For all $n\in\mathbb{N}$, let $a_n$ denote the number of strings of length $n$ over $\{1,2,3,4\}$ in which all of the even digits appear before the odd digits, and digit 1 appears exactly once.
Compute: $a_4$ and $a_{2015}$
Hey everyone. I've tried thinking about small cases, for example when $n=3$. In that case $a_3=11$. I thought about solving it using a recurrence relation but I don't know how to compose it. I tried defining $b_n$- number of strings of length $n$ as required that end with a 3. $c_n$- number of strings of length $n$ as required that end with 1. $d_n$- number of strings of length $n$ as required, without any odd digits, and so $a_n=b_n+c_n+d_n$... But I don't think this is the right way. I would love to get some help on that question.
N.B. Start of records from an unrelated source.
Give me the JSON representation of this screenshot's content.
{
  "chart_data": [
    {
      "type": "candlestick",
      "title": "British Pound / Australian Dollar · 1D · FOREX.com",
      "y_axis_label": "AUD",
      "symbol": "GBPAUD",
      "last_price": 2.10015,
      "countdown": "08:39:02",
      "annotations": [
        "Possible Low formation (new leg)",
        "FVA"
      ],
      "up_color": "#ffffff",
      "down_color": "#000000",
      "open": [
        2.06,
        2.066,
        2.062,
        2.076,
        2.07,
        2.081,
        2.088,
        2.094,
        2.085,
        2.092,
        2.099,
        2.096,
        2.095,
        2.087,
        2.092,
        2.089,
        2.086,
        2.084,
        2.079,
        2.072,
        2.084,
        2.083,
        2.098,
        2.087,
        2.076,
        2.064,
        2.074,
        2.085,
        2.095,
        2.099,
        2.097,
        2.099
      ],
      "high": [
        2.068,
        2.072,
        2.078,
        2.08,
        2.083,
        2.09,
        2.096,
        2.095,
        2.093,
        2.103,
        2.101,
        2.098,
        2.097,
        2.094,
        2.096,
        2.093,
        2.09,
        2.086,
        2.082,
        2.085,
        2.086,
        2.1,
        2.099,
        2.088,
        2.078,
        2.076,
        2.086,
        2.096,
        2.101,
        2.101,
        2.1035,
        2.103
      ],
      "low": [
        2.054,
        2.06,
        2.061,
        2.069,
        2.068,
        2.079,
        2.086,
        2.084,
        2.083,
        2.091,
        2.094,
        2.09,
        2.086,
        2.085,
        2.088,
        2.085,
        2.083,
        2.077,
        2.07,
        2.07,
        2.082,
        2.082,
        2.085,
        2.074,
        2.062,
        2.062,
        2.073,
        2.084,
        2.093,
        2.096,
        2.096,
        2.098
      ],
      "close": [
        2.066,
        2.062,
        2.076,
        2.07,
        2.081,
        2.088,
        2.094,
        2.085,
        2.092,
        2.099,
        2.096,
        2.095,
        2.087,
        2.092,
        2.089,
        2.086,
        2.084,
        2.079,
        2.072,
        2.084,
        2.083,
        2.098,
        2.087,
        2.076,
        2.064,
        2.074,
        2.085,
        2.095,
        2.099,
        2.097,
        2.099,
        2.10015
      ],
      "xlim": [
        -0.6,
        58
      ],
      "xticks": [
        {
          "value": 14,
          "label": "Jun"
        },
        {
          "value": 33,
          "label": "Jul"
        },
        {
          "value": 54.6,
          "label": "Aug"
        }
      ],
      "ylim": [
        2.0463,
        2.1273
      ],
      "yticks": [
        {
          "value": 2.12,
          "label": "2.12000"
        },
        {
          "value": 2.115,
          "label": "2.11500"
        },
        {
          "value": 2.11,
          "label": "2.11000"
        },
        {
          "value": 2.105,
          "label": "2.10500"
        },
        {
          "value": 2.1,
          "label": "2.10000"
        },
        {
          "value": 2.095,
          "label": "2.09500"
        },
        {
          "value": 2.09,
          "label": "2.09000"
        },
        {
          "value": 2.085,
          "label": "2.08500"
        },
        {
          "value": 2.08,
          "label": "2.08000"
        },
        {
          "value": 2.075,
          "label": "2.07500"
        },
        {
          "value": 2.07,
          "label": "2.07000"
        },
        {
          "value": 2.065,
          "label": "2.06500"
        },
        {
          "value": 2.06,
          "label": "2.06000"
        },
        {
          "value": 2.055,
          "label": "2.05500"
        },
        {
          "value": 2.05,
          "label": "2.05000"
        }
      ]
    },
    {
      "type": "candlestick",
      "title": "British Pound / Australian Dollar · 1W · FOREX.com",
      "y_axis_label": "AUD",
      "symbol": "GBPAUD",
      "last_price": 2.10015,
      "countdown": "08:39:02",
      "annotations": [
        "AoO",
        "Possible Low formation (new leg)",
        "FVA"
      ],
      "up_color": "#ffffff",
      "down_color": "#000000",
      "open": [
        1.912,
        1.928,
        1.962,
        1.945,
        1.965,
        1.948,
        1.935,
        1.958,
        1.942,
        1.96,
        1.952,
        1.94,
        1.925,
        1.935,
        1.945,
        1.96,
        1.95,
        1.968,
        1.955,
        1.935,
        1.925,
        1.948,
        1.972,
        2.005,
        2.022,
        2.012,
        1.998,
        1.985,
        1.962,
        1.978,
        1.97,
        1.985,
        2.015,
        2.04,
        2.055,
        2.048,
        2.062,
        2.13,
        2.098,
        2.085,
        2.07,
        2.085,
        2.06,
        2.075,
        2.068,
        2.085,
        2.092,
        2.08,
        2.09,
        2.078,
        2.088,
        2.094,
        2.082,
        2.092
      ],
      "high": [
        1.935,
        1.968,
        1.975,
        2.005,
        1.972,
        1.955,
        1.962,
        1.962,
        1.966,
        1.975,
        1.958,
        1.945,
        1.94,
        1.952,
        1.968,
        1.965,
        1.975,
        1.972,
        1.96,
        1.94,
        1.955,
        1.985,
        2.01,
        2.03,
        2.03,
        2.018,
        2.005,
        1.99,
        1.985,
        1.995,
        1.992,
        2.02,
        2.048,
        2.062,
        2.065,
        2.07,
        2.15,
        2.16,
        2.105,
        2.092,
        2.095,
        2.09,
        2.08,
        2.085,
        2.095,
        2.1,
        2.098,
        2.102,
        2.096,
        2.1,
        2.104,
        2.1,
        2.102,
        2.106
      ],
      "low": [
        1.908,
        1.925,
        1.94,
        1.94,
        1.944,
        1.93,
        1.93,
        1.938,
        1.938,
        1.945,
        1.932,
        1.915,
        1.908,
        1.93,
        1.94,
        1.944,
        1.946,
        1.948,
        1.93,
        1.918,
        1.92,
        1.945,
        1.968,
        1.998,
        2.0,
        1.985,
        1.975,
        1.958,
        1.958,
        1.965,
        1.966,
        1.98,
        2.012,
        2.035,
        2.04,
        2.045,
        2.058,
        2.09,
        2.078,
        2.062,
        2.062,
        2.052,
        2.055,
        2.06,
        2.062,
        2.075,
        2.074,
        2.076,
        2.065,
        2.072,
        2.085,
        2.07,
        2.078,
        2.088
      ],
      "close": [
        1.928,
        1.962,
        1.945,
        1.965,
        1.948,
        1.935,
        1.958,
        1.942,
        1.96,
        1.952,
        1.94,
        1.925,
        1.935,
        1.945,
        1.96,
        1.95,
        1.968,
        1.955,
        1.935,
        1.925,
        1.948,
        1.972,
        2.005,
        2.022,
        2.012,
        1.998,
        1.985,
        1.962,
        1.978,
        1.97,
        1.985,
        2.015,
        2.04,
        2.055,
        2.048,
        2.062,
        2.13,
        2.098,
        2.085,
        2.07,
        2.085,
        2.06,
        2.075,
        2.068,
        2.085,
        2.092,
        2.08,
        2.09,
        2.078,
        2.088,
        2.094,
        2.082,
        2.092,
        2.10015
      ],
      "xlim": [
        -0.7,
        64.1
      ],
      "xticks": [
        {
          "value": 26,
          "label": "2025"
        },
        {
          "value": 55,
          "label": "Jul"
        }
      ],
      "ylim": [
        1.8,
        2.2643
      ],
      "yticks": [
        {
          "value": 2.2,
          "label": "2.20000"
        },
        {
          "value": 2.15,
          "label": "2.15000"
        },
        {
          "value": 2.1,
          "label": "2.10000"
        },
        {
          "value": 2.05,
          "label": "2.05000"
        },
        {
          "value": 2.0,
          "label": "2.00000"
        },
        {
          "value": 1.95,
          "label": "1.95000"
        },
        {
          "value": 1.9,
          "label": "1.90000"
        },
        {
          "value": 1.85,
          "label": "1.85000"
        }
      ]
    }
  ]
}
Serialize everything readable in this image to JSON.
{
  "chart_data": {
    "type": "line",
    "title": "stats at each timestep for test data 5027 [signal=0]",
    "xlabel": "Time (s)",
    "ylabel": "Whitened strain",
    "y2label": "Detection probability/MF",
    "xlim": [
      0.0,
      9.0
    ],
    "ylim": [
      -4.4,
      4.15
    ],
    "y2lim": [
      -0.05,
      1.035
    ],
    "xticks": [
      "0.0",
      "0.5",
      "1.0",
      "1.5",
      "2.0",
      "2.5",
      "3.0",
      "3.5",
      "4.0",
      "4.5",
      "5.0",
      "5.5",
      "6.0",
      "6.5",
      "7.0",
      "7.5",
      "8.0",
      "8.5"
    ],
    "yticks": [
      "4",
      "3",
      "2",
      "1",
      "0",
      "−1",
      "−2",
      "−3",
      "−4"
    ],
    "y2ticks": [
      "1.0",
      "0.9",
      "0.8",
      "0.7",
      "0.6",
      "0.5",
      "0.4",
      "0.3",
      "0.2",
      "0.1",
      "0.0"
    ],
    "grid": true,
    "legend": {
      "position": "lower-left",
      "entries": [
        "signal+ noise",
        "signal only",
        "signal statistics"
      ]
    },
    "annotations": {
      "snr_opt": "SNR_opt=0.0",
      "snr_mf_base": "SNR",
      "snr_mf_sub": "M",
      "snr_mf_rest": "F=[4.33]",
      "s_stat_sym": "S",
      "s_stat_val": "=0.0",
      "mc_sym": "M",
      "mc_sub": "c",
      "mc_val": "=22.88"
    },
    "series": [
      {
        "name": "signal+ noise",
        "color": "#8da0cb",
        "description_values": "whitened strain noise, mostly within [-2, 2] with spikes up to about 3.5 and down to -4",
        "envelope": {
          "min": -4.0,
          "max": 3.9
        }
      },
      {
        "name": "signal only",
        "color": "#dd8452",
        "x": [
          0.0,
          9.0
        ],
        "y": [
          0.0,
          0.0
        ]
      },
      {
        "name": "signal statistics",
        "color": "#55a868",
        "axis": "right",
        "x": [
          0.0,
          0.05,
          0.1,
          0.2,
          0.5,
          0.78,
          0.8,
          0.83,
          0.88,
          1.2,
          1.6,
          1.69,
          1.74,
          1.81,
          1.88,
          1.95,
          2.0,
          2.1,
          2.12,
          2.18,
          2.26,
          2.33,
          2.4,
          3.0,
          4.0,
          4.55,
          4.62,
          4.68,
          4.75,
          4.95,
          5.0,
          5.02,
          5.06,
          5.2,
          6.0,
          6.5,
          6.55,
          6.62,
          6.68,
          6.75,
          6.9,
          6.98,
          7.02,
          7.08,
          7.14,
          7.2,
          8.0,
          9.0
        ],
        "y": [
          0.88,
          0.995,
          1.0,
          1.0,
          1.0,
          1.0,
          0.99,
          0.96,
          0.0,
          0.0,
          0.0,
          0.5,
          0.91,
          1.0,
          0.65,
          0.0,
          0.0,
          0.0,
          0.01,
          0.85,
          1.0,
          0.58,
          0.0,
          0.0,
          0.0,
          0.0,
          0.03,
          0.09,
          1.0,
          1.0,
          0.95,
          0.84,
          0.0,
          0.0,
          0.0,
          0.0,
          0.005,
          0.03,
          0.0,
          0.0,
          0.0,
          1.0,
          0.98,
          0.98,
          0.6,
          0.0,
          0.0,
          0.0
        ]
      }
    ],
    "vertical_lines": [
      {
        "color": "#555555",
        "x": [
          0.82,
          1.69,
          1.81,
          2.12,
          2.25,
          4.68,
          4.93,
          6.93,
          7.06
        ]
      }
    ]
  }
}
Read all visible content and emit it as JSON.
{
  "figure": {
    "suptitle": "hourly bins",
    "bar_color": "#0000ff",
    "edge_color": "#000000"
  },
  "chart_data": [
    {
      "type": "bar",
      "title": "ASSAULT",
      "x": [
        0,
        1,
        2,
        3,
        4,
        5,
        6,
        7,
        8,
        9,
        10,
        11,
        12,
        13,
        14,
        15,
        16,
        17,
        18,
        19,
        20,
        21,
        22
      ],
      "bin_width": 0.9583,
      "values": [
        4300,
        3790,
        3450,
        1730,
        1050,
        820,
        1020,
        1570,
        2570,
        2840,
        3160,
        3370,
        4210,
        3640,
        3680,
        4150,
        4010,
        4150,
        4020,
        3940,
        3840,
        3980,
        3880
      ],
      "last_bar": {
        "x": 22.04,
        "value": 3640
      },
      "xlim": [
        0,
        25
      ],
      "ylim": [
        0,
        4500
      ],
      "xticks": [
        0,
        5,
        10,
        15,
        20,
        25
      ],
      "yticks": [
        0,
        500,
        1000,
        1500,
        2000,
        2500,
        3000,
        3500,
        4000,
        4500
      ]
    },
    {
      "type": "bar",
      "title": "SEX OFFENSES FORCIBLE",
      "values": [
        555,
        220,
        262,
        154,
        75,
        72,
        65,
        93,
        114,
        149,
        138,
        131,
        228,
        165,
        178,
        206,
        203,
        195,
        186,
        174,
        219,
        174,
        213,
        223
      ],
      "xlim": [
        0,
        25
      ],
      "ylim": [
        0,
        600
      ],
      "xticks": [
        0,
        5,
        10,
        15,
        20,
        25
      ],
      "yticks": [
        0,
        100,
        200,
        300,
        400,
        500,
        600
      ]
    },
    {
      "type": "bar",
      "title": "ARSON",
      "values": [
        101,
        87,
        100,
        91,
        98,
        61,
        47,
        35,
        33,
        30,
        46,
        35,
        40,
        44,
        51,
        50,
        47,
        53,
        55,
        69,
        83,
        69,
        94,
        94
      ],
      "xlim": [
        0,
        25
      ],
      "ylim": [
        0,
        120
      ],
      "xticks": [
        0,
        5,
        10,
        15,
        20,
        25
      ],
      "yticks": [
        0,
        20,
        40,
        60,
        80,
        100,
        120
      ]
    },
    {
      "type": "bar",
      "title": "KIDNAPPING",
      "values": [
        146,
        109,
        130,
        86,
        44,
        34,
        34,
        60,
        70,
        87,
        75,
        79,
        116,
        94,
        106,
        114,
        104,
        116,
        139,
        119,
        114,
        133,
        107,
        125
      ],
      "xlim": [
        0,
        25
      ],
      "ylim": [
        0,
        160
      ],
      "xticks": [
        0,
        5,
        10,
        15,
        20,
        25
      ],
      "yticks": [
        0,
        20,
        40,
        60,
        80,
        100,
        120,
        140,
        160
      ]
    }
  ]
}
Thanks in advance :)
Edit: could it be solved using the binomial theorem?
I am not sure if I interpreted the question right (correct me if I'm wrong), but for $n=3$ I have $a_3 = 11$.
Using a different approach, given a string of length $n$. Since there are 2 even digits, there are $2^k$ ways to arrange the first $k$ letters of the string (where $k=0,...,n-1$, since each string has a single $1$-digit).
For the odd string section (where we now have $n-k$ letters left to fill in), there are $(n-k)$ ways to do this, since we can select one position out of $n-k$ unfilled letters to be the $1$-digit, and then fill the rest to be the digit $3$.
Thus, we have: $$a_n = \sum_{k=0}^{n-1} 2^k (n-k)$$
Using the Geometric sum formula (and differentiating the formula to find the closed form of $\sum {k2^k}$) we have: $$a_n = 2^{n+1} - (n+2)$$
So we have $a_4 = 26$ and $a_{2015} = 2^{2016} - 2017$.
To find a possible recurrence relation (which I don't have a interpretation for right now), we can use generating functions, where if we let $A(x) = \sum_{n\geq 0} a_n x^n$ we have:
$$\begin{align} A(x) &= \frac{2}{1-2x} - \frac{x}{(1-x)^2} - \frac{2}{1-x} \\ &= \frac{x}{(1-x)^2 (1-2x)} \end{align}$$
If we log both sides, differentiate and then multiply both sides by $x$, we have: $$\frac{x A'(x)}{A(x)} = \frac{\sum_{n\geq 0} n a_n x^n}{\sum_{n\geq 0} a_n x^n} = 1 + \frac{2}{1-2x} + \frac{2}{1-x}$$ $$\sum_{n\geq 0} n a_n x^n = \left(1 + \frac{2}{1-2x} + \frac{2}{1-x}\right) \sum_{n\geq 0} a_n x^n \tag{1}$$
Equating the coefficients on both sides of $(1)$ we have the recurrence: $$a_n = \frac{2}{n-1} \sum_{k=1}^{n-1} (2^{k-1} + 1)a_{n-k}$$ Where we take $a_1 =1$ and $a_0 = 0$.